Studio album by Sir Sly
- Released: June 30, 2017
- Genre: indie pop; alternative rock;
- Length: 38:54
- Label: Interscope
- Producer: Sir Sly

Sir Sly chronology
| You Haunt Me (2014) | Don't You Worry, Honey (2017) | The Rise & Fall of Loverboy (2021) |

Singles from You Haunt Me
- "High" Released: March 24, 2017; "Altar" Released: June 1, 2017; "Astronaut" Released: June 15, 2017; "&Run" Released: December 7, 2017; "Change" Released: February 12, 2018;

= Don't You Worry, Honey =

Don't You Worry, Honey is the second studio album by American indie pop trio Sir Sly.

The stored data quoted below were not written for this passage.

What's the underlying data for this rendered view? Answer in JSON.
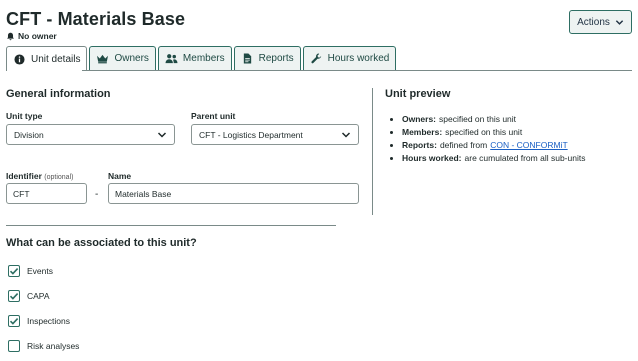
{
  "header": {
    "title": "CFT - Materials Base",
    "owner_status": "No owner",
    "actions_label": "Actions"
  },
  "tabs": [
    {
      "label": "Unit details",
      "icon": "info-icon",
      "active": true
    },
    {
      "label": "Owners",
      "icon": "crown-icon",
      "active": false
    },
    {
      "label": "Members",
      "icon": "users-icon",
      "active": false
    },
    {
      "label": "Reports",
      "icon": "document-icon",
      "active": false
    },
    {
      "label": "Hours worked",
      "icon": "wrench-icon",
      "active": false
    }
  ],
  "general": {
    "title": "General information",
    "unit_type_label": "Unit type",
    "unit_type_value": "Division",
    "parent_unit_label": "Parent unit",
    "parent_unit_value": "CFT - Logistics Department",
    "identifier_label": "Identifier",
    "identifier_optional": "(optional)",
    "identifier_value": "CFT",
    "separator": "-",
    "name_label": "Name",
    "name_value": "Materials Base"
  },
  "preview": {
    "title": "Unit preview",
    "items": [
      {
        "key": "Owners:",
        "text": "specified on this unit",
        "link": ""
      },
      {
        "key": "Members:",
        "text": "specified on this unit",
        "link": ""
      },
      {
        "key": "Reports:",
        "text": "defined from",
        "link": "CON - CONFORMiT"
      },
      {
        "key": "Hours worked:",
        "text": "are cumulated from all sub-units",
        "link": ""
      }
    ]
  },
  "associations": {
    "title": "What can be associated to this unit?",
    "items": [
      {
        "label": "Events",
        "checked": true
      },
      {
        "label": "CAPA",
        "checked": true
      },
      {
        "label": "Inspections",
        "checked": true
      },
      {
        "label": "Risk analyses",
        "checked": false
      }
    ]
  },
  "colors": {
    "accent": "#2e6e63",
    "tab_bg": "#eef3f2",
    "link": "#1a5fc4"
  }
}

It was released on June 30, 2017, by Interscope Records.

==Track listing==

| No. | Title | Music | Length |
|---|---|---|---|
| 1. | "High" |  | 3:52 |
| 2. | "Change" | Chancelor Bennett; Hayden Coplen; Jeff Gitelman; Landon Jacobs; Greg Landfair, Jr.; Nico Segal; Jason Suwito; Peter Wilkins; | 3:40 |
| 3. | "&Run" |  | 3:47 |
| 4. | "Altar" | Coplen; Jacobs; Suwito; Peter Yorke; | 3:42 |
| 5. | "Fun" | Coplen; Andy Hernandez; Jacobs; Suwito; | 3:53 |
| 6. | "Astronaut" |  | 3:44 |
| 7. | "2am" |  | 3:33 |
| 8. | "Trippin'" | Hayden Coplen; Andraé Crouch; Jacobs; Quincy Jones; Bill Maxwell; Gunter Platzek; David Del Sesto; David Francis Del Sesto; Jason Suwito; | 3:44 |
| 9. | "Headfirst" | Coplen; Jacobs; François de Roubaix; Suwito; | 3:33 |
| 10. | "Oh Mama" |  | 5:33 |
| Total length: |  |  | 38:54 |

== Critical reception ==

Despite having two songs that charted in the Billboard Alternative and Rock Songs list, the album was not heavily reviewed by mainstream contemporary music critics.

Professional ratings
Review scores
| Source | Rating |
| Atwood | 10/10 |

==Personnel==
The following individuals were credited for composing the album.

- Chancellor Bennett — Composer
- Hayden Coplen	— Composer
- Andraé Crouch	— Composer
- François de Roubaix — Composer
- David Francis Del Sesto — Composer
- Jeff Gitelman	— Composer
- Andy Hernandez — Composer
- Landon Jacobs — Composer
- Quincy Jones — Composer

- Greg Landfair Jr. — Composer
- Bill Maxwell — Composer
- Gunter Platzek — Composer
- Nico Segal — Composer
- David Del Sesto — Composer
- Sir Sly — Primary Artist
- Jason Suwito — Composer
- Peter Wilkins — Composer
- Peter Yorke — Composer

== Charting ==
The album did not chart, however two tracks, High and &Run, made the Top 10 on the Alternative Songs chart.; only being available digitally and on vinyl may have depressed the album's charting.